Greece's Journey from 'Brain Drain' to 'Brain Re-Gain'
Greece's efforts to lure back young professionals lost during the financial crisis highlight changing perceptions of Southern Europe's political and economic fortunes
‘Brain drain’: a familiar term often used to describe the exodus of highly-skilled young professionals as they seek opportunities in more promising pastures. For those places unfortunate enough to experience it, a ‘brain drain’ accelerates a spiral of decline - setting in motion a political, social and economic multiplier effect that is notoriously difficult to reverse.
Greece found itself at this precipice during the Debt Crisis of 2010, and the subsequent years that followed. Faced with mass unemployment, a bureaucratic and archaic state, crippling austerity and increasing taxes, Greece’s educated and entrepreneurial youth started to look for a way out. For those fortunate enough to do so, joining the exodus of emigration seemed like the best possible strategy for the future.

The Schengen area – spanning the schism between the economic dominance of Germany and other Northern European countries and the perceived decline and dependence of Southern Europe – aided the emigration of young professionals and accelerated Greece’s powerful brain drain.
Many Greeks left for opportunities in Germany, Denmark, France and the Netherlands, but also to the United Kingdom (despite the latter’s subsequent exit from the European Union). During this period, many returned to their homeland only for holidays during which they could exercise their greater earning power from abroad.
At the same time, the governments of countries on the receiving end of this highly-skilled migration demanded economic re-structuring and crushing debt repayments from Greece. Other Southern European countries were not immune, with the derogatory acronym ‘PIGS’ (Portugal, Italy, Greece and Spain) acting as a placeholder for a widespread perception of poor financial management, weak governance and corruption.
Now, fast forward to 2025. The economic, social and (geo)political picture has changed dramatically.
After Greece emerged from its final bailout scheme in 2018 and benefitted from the international perception of a competent handling of the COVID-19 pandemic under the new Mitsotakis government, the country seemed to have turned a corner. Digitising government functions became a top priority, whilst international tourist arrivals reached record highs. Greece was trendy again – perceived as being ‘on the up’. In turn, economic growth soared and youth unemployment was driven down to lows not seen since 2008.

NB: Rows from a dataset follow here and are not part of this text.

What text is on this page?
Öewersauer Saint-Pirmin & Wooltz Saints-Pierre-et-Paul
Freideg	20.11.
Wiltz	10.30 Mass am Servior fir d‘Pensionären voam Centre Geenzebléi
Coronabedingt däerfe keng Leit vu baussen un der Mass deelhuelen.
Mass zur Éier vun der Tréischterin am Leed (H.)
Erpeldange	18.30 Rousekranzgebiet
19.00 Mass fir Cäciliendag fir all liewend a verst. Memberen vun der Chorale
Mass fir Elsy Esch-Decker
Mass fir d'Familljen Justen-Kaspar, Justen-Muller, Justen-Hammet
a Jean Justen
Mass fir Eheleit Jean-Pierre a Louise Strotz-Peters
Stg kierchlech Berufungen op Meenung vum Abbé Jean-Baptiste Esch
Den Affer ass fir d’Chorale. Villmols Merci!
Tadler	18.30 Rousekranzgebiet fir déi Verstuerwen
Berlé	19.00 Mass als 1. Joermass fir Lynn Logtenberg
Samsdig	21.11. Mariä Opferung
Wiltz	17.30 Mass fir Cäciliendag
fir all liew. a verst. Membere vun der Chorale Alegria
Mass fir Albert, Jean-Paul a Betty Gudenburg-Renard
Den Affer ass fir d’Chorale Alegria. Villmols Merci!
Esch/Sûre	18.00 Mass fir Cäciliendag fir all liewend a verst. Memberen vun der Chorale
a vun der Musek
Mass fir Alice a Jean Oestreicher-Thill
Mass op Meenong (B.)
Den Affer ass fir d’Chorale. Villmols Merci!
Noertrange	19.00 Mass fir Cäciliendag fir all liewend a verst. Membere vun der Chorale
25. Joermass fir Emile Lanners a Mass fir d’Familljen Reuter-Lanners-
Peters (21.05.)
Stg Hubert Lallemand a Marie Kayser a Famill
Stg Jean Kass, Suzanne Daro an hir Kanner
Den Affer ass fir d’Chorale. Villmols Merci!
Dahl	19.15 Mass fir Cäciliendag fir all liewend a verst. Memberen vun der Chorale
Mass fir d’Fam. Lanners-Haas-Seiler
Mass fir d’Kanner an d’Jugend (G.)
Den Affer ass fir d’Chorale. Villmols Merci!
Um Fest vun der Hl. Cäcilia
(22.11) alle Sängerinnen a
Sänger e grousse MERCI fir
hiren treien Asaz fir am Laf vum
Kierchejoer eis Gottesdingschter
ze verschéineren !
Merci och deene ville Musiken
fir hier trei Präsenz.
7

Greece was suddenly characterised as Europe’s new “growth tiger” (Financial Times) and a “European success story” (The Economist). It was even selected as the top-performing economy of the year in 2023 by The Economist, with fellow Southern European laggard Spain earning the title in 2024 thanks to the highest economic growth of any major developed economy. Meanwhile, the UK, France and Germany continue to struggle with stagnating figures.
These shifting fortunes came into even sharper focus when France’s bond yields surpassed those of Greece in late 2024 – something that was unthinkable in the early 2010s. The era of sneering at the ‘PIGS’ is well and truly behind us.
All of this means Greece is now in a strong position to begin the work of reversing its brain drain, which is already bearing fruit.
As
highlighted last week on Substack, statistics show that 2023 became the first year in which Greece reversed its brain drain, after haemorrhaging young professionals since 2009. Specifically, 47.2k Greeks returned to Greece, surpassing the 32.8k who emigrated to other countries.The Greek government is officially supporting the movement of Greek professionals back to Greece through its ‘Rebrain’ programme. Here in the UK, the Greek Embassy has organised three annual ‘Rebrain Greece’ events to promote incentives for Greek professionals to return – the latest of which took place just last week at Novotel West London.
The event was attended by Ministers and the Ambassador of Greece to the UK, Yannis Tsaousis, demonstrating the importance attached to such events. Also at the event were over 1,300 Greeks and 26 companies including JP Morgan, Vodafone, Alpha Bank, PWC, EY and many more looking to recruit Greek talent.
The ‘Rebrain’ scheme also includes incentives, such as 50% income tax cuts for seven years post-return with competitive pay and career prospects.

It remains too early to say if this strategy will result in increasing numbers of Greeks returning to work in their home economy. However, it is certain that the spiral of decline that once seemed unstoppable is beginning to reverse. With increasing economic growth, a more authoritative geopolitical voice and increasing employment opportunities, Greece is in a strong position to persuade professionals from stalling economies in Northern Europe to return.
This latest ‘Rebrain Greece’ event in London only contributes further to these wider shifts in the European political and economic hierarchy. An unassuming hotel conference hall in Hammersmith is, therefore, much more symbolic than you might think.